How enterprise clouds can be a bank's best investment
Eliminating legacy systems and making banks more agile will be critical to increasing business efficacy as their customer bases go global. According to Finextra, consumerization has made it imperative for banks to develop more customer-centric models. They can do this by using big data and analytics models, but the amount of data necessary doesn't really make the development and purchase of hardware to handle it all on premises a feasible option. Data center and business intelligence tools costs could quickly spiral out of control. As more organizations power their promotional efforts and customer relationship management with highly sophisticated data insights, banks' consumer interactions, like their IT, could fall behind the efforts of other industries. Enterprise IaaS clouds can help banks structure their big data and develop tools that enable real time, agile use.

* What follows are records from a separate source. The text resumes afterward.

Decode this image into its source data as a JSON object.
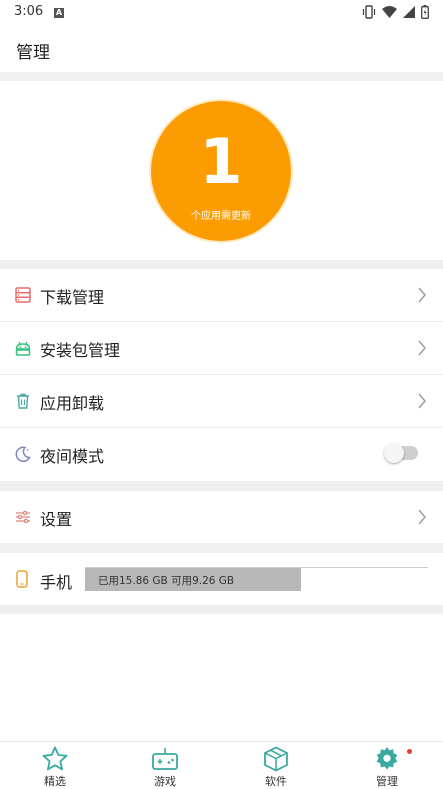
{
  "status_bar": {
    "time": "3:06",
    "notification_letter": "A"
  },
  "header": {
    "title": "管理"
  },
  "updates": {
    "count": "1",
    "caption": "个应用需更新",
    "color": "#fb9d02"
  },
  "menu": {
    "download": {
      "label": "下载管理",
      "icon": "download-list-icon"
    },
    "package": {
      "label": "安装包管理",
      "icon": "android-icon"
    },
    "uninstall": {
      "label": "应用卸载",
      "icon": "trash-icon"
    },
    "night_mode": {
      "label": "夜间模式",
      "icon": "moon-icon",
      "enabled": false
    },
    "settings": {
      "label": "设置",
      "icon": "sliders-icon"
    }
  },
  "storage": {
    "label": "手机",
    "usage_text": "已用15.86 GB  可用9.26 GB",
    "used_fraction": 0.63
  },
  "bottom_nav": {
    "items": [
      {
        "label": "精选",
        "icon": "star-icon",
        "active": false
      },
      {
        "label": "游戏",
        "icon": "gamepad-icon",
        "active": false
      },
      {
        "label": "软件",
        "icon": "box-icon",
        "active": false
      },
      {
        "label": "管理",
        "icon": "gear-icon",
        "active": true,
        "has_badge": true
      }
    ]
  },
  "colors": {
    "accent": "#3aa99f",
    "badge": "#e53935"
  }
}
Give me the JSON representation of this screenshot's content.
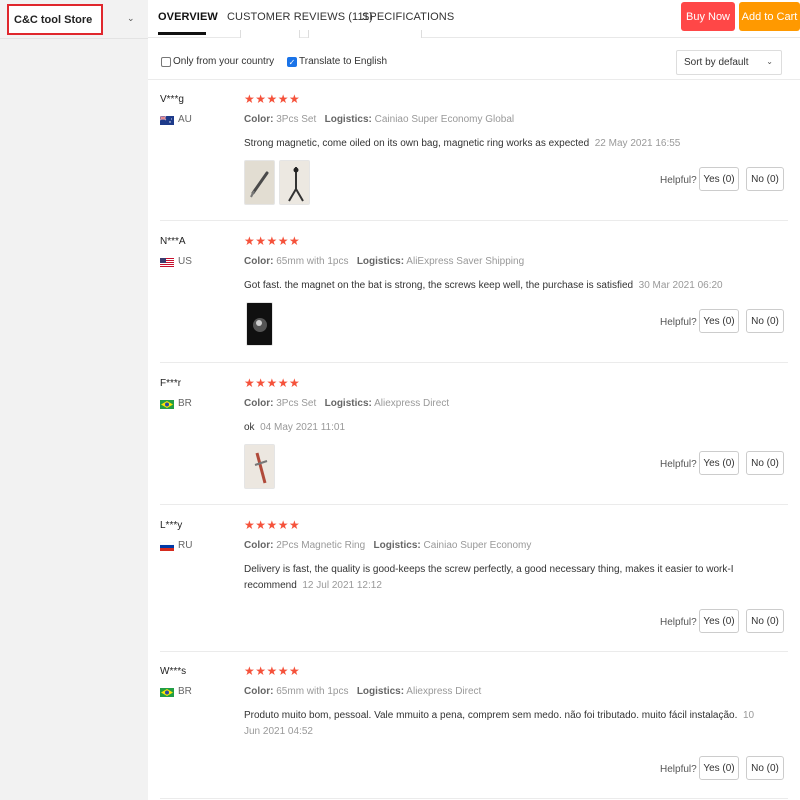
{
  "store": {
    "name": "C&C tool Store"
  },
  "tabs": [
    {
      "label": "OVERVIEW"
    },
    {
      "label": "CUSTOMER REVIEWS (111)"
    },
    {
      "label": "SPECIFICATIONS"
    }
  ],
  "actions": {
    "buy_now": "Buy Now",
    "add_to_cart": "Add to Cart"
  },
  "filters": {
    "only_country": {
      "label": "Only from your country",
      "checked": false
    },
    "translate": {
      "label": "Translate to English",
      "checked": true
    },
    "sort": "Sort by default"
  },
  "helpful_label": "Helpful?",
  "reviews": [
    {
      "user": "V***g",
      "country": "AU",
      "stars": "★★★★★",
      "color_label": "Color:",
      "color": "3Pcs Set",
      "logistics_label": "Logistics:",
      "logistics": "Cainiao Super Economy Global",
      "text": "Strong magnetic, come oiled on its own bag, magnetic ring works as expected",
      "date": "22 May 2021 16:55",
      "yes": "Yes (0)",
      "no": "No (0)"
    },
    {
      "user": "N***A",
      "country": "US",
      "stars": "★★★★★",
      "color_label": "Color:",
      "color": "65mm with 1pcs",
      "logistics_label": "Logistics:",
      "logistics": "AliExpress Saver Shipping",
      "text": "Got fast. the magnet on the bat is strong, the screws keep well, the purchase is satisfied",
      "date": "30 Mar 2021 06:20",
      "yes": "Yes (0)",
      "no": "No (0)"
    },
    {
      "user": "F***r",
      "country": "BR",
      "stars": "★★★★★",
      "color_label": "Color:",
      "color": "3Pcs Set",
      "logistics_label": "Logistics:",
      "logistics": "Aliexpress Direct",
      "text": "ok",
      "date": "04 May 2021 11:01",
      "yes": "Yes (0)",
      "no": "No (0)"
    },
    {
      "user": "L***y",
      "country": "RU",
      "stars": "★★★★★",
      "color_label": "Color:",
      "color": "2Pcs Magnetic Ring",
      "logistics_label": "Logistics:",
      "logistics": "Cainiao Super Economy",
      "text_line1": "Delivery is fast, the quality is good-keeps the screw perfectly, a good necessary thing, makes it easier to work-I",
      "text_line2": "recommend",
      "date": "12 Jul 2021 12:12",
      "yes": "Yes (0)",
      "no": "No (0)"
    },
    {
      "user": "W***s",
      "country": "BR",
      "stars": "★★★★★",
      "color_label": "Color:",
      "color": "65mm with 1pcs",
      "logistics_label": "Logistics:",
      "logistics": "Aliexpress Direct",
      "text_line1": "Produto muito bom, pessoal. Vale mmuito a pena, comprem sem medo. não foi tributado. muito fácil instalação.",
      "date_line1": "10",
      "date_line2": "Jun 2021 04:52",
      "yes": "Yes (0)",
      "no": "No (0)"
    }
  ]
}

The Economist recently highlighted several use cases in which companies were able to leverage cloud platforms for improvements in operations and overall profitability. Many of their efforts resulted from a desire to reduce IT spending. IT costs for banks are traditionally quite high – banks are projected to spend nearly $180 billion on IT costs this year. One Taiwanese lender was able to eliminate half of its IT costs by migrating to a private cloud, for example. Although the banking industry seems to be on the rise again, after many big banks posted large second quarter profits, scaling back IT and reducing operations costs can better ready banks for future economic downturns.